Prior research has largely focused on customer acceptance, while implementation decisions are fundamentally organizational and strategic. Hospitality firms must assess costs, operational fit, managerial readiness, and market pressures before integrating new technologies. However, organizational-level barriers remain underexplored, particularly in smaller and emerging markets such as Finland.
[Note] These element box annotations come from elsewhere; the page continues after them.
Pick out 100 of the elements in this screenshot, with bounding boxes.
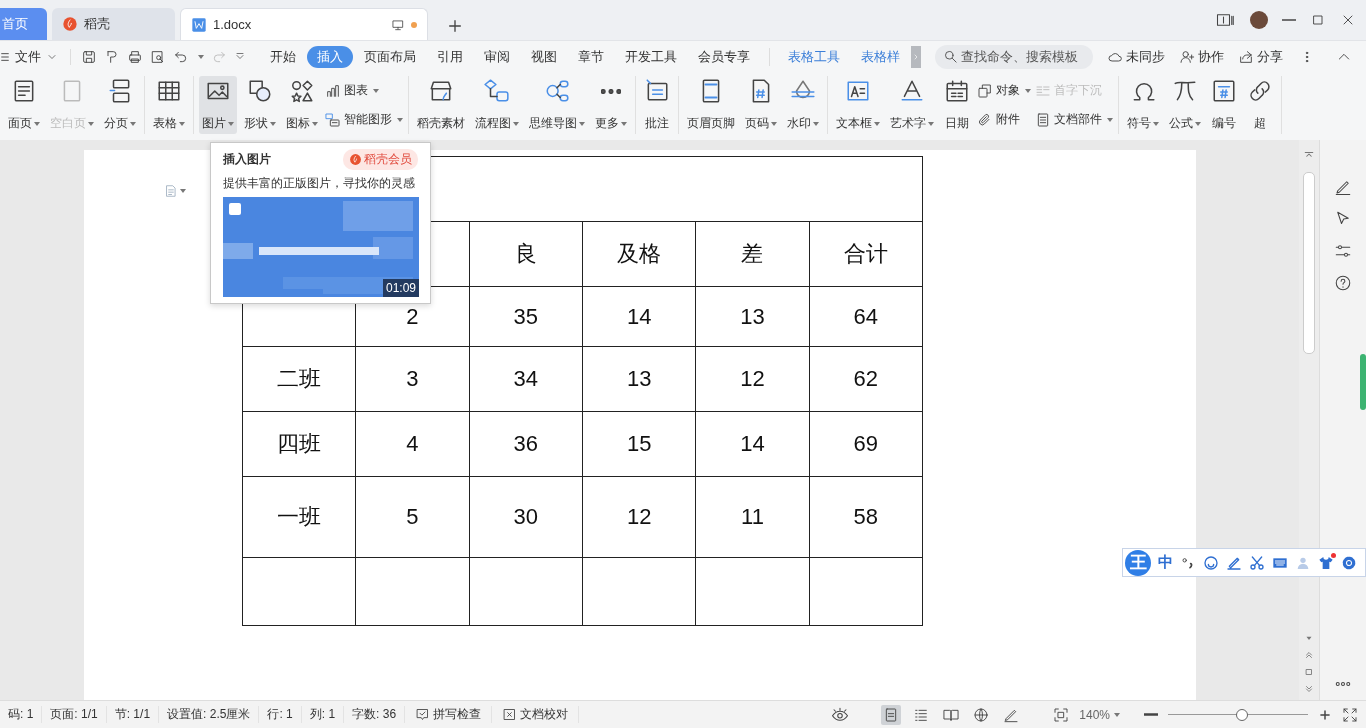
status-field: 列: 1 bbox=[301, 706, 345, 723]
ribbon-tab[interactable]: 表格工具 bbox=[778, 45, 850, 68]
ribbon-button[interactable]: 图片 bbox=[199, 76, 237, 134]
tooltip-title: 插入图片 bbox=[223, 151, 271, 168]
status-field: 字数: 36 bbox=[344, 706, 406, 723]
plus-icon bbox=[447, 18, 463, 34]
ribbon-button[interactable]: 编号 bbox=[1208, 76, 1240, 134]
table-cell: 12 bbox=[626, 504, 652, 529]
toolbar-action[interactable]: 未同步 bbox=[1107, 47, 1165, 66]
caret-icon bbox=[1114, 712, 1120, 717]
print-button[interactable] bbox=[127, 48, 143, 65]
avatar[interactable] bbox=[1250, 11, 1268, 29]
plus-icon bbox=[1318, 707, 1332, 722]
ribbon-button[interactable]: 稻壳素材 bbox=[414, 76, 468, 134]
zoom-level[interactable]: 140% bbox=[1079, 707, 1120, 722]
ribbon-tab[interactable]: 视图 bbox=[521, 45, 567, 68]
ribbon-tab[interactable]: 开发工具 bbox=[615, 45, 687, 68]
input-mode[interactable]: 中 bbox=[1158, 553, 1173, 572]
pen-tool[interactable] bbox=[1334, 178, 1352, 196]
ribbon-button[interactable]: 批注 bbox=[641, 76, 673, 134]
ribbon-button[interactable]: 符号 bbox=[1124, 76, 1162, 134]
ribbon-button[interactable]: 附件 bbox=[977, 111, 1031, 128]
ribbon-button[interactable]: 页码 bbox=[742, 76, 780, 134]
maximize-button[interactable] bbox=[1310, 12, 1326, 28]
table-cell: 11 bbox=[741, 504, 764, 529]
brush-icon bbox=[104, 48, 120, 65]
ribbon-button[interactable]: 文本框 bbox=[833, 76, 883, 134]
numbered-list-icon bbox=[1211, 78, 1237, 104]
sliders-icon bbox=[1334, 242, 1352, 260]
caret-icon bbox=[130, 121, 136, 126]
ribbon-tab[interactable]: 开始 bbox=[260, 45, 306, 68]
video-duration: 01:09 bbox=[382, 279, 419, 297]
new-tab-button[interactable] bbox=[447, 18, 463, 34]
ribbon-button[interactable]: 图标 bbox=[283, 76, 321, 134]
ribbon-tab[interactable]: 章节 bbox=[568, 45, 614, 68]
ribbon-button[interactable]: 表格 bbox=[150, 76, 188, 134]
ribbon-button[interactable]: 思维导图 bbox=[526, 76, 588, 134]
ribbon-button[interactable]: 艺术字 bbox=[887, 76, 937, 134]
ribbon-button[interactable]: 流程图 bbox=[472, 76, 522, 134]
table-cell: 30 bbox=[513, 504, 539, 529]
save-button[interactable] bbox=[81, 48, 97, 65]
format-painter-button[interactable] bbox=[104, 48, 120, 65]
ribbon-button[interactable]: 超 bbox=[1244, 76, 1276, 134]
paperclip-icon bbox=[977, 111, 993, 128]
scissors-icon bbox=[1249, 554, 1265, 571]
ribbon-tab[interactable]: 会员专享 bbox=[688, 45, 760, 68]
table-cell: 3 bbox=[406, 366, 419, 391]
zoom-in-button[interactable] bbox=[1318, 707, 1332, 722]
table-cell: 及格 bbox=[617, 241, 662, 266]
status-button[interactable]: 拼写检查 bbox=[405, 706, 493, 723]
ribbon-button[interactable]: 分页 bbox=[101, 76, 139, 134]
fit-page-icon bbox=[1053, 706, 1070, 723]
caret-icon bbox=[312, 121, 318, 126]
table-cell: 14 bbox=[740, 431, 765, 456]
ribbon-button[interactable]: 公式 bbox=[1166, 76, 1204, 134]
caret-icon bbox=[228, 121, 234, 126]
status-field: 页面: 1/1 bbox=[42, 706, 107, 723]
file-menu[interactable]: 文件 bbox=[0, 47, 66, 66]
table-cell: 合计 bbox=[843, 241, 888, 266]
caret-icon bbox=[513, 121, 519, 126]
ribbon-button[interactable]: 更多 bbox=[592, 76, 630, 134]
flame-icon bbox=[62, 16, 78, 32]
ribbon-button[interactable]: 页眉页脚 bbox=[684, 76, 738, 134]
ribbon-button[interactable]: 面页 bbox=[5, 76, 43, 134]
print-preview-button[interactable] bbox=[150, 48, 166, 65]
table-cell: 差 bbox=[741, 241, 764, 266]
ribbon-button[interactable]: 文档部件 bbox=[1035, 111, 1113, 128]
search-field[interactable]: 查找命令、搜索模板 bbox=[935, 44, 1093, 69]
document-tab[interactable]: 稻壳 bbox=[52, 8, 175, 40]
toolbar-action[interactable]: 分享 bbox=[1238, 47, 1283, 66]
ribbon-button[interactable]: 对象 bbox=[977, 82, 1031, 99]
status-button[interactable]: 文档校对 bbox=[492, 706, 580, 723]
ribbon-tab[interactable]: 页面布局 bbox=[354, 45, 426, 68]
ime-logo[interactable]: 王 bbox=[1125, 549, 1151, 576]
ribbon-button[interactable]: 形状 bbox=[241, 76, 279, 134]
slider-thumb[interactable] bbox=[1236, 708, 1249, 721]
view-mode-button[interactable] bbox=[881, 704, 902, 725]
more-icon bbox=[601, 88, 621, 94]
adjust-tool[interactable] bbox=[1334, 242, 1352, 260]
caret-icon bbox=[373, 88, 379, 93]
ribbon-button[interactable]: 图表 bbox=[325, 82, 403, 99]
document-tab[interactable]: 1.docx bbox=[180, 8, 428, 40]
ribbon-tab[interactable]: 审阅 bbox=[474, 45, 520, 68]
scrollbar-thumb[interactable] bbox=[1303, 172, 1315, 354]
ribbon-button[interactable]: 智能图形 bbox=[325, 111, 403, 128]
ribbon-tab[interactable]: 引用 bbox=[427, 45, 473, 68]
help-button[interactable] bbox=[1334, 274, 1352, 292]
search-icon bbox=[943, 49, 958, 64]
diagram-icon bbox=[325, 111, 341, 128]
ribbon-button[interactable]: 日期 bbox=[941, 76, 973, 134]
table-cell: 69 bbox=[853, 431, 879, 456]
table-cell: 34 bbox=[513, 366, 539, 391]
caret-icon bbox=[34, 121, 40, 126]
ribbon-button[interactable]: 水印 bbox=[784, 76, 822, 134]
table-cell: 四班 bbox=[277, 431, 322, 456]
ribbon-tab[interactable]: 表格样 bbox=[851, 45, 910, 68]
member-badge[interactable]: 稻壳会员 bbox=[343, 149, 418, 170]
caret-icon bbox=[88, 121, 94, 126]
side-indicator bbox=[1360, 354, 1366, 410]
toolbar-action[interactable]: 协作 bbox=[1179, 47, 1224, 66]
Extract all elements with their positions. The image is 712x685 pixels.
This postdoctoral study examines how AI-enabled social robots can support service innovation and strategic renewal in unmatured hospitality markets. It analyzes how technological capabilities, internal organizational factors, and external market conditions shape implementation decisions. The study aims to identify key barriers, draw lessons from more advanced markets, and develop a practical implementation roadmap for Finland. The project contributes theoretically by extending the Technology–Organization–Environment framework to social robot adoption in service industries and practically by providing evidence-based guidance to reduce uncertainty, mitigate risks, and align technology adoption with strategic objectives.
DSc (Tech) Gehan Wishwajith Premathilake is a postdoctoral researcher at the University of Tampere. In the 2025 grant round, Premathilake received a 15 000 € grant for his post doc research”Utilizing AI-enabled Social Robots for Business Renewal in Service Sector”. The grant was awarded in the focus area Business renewall.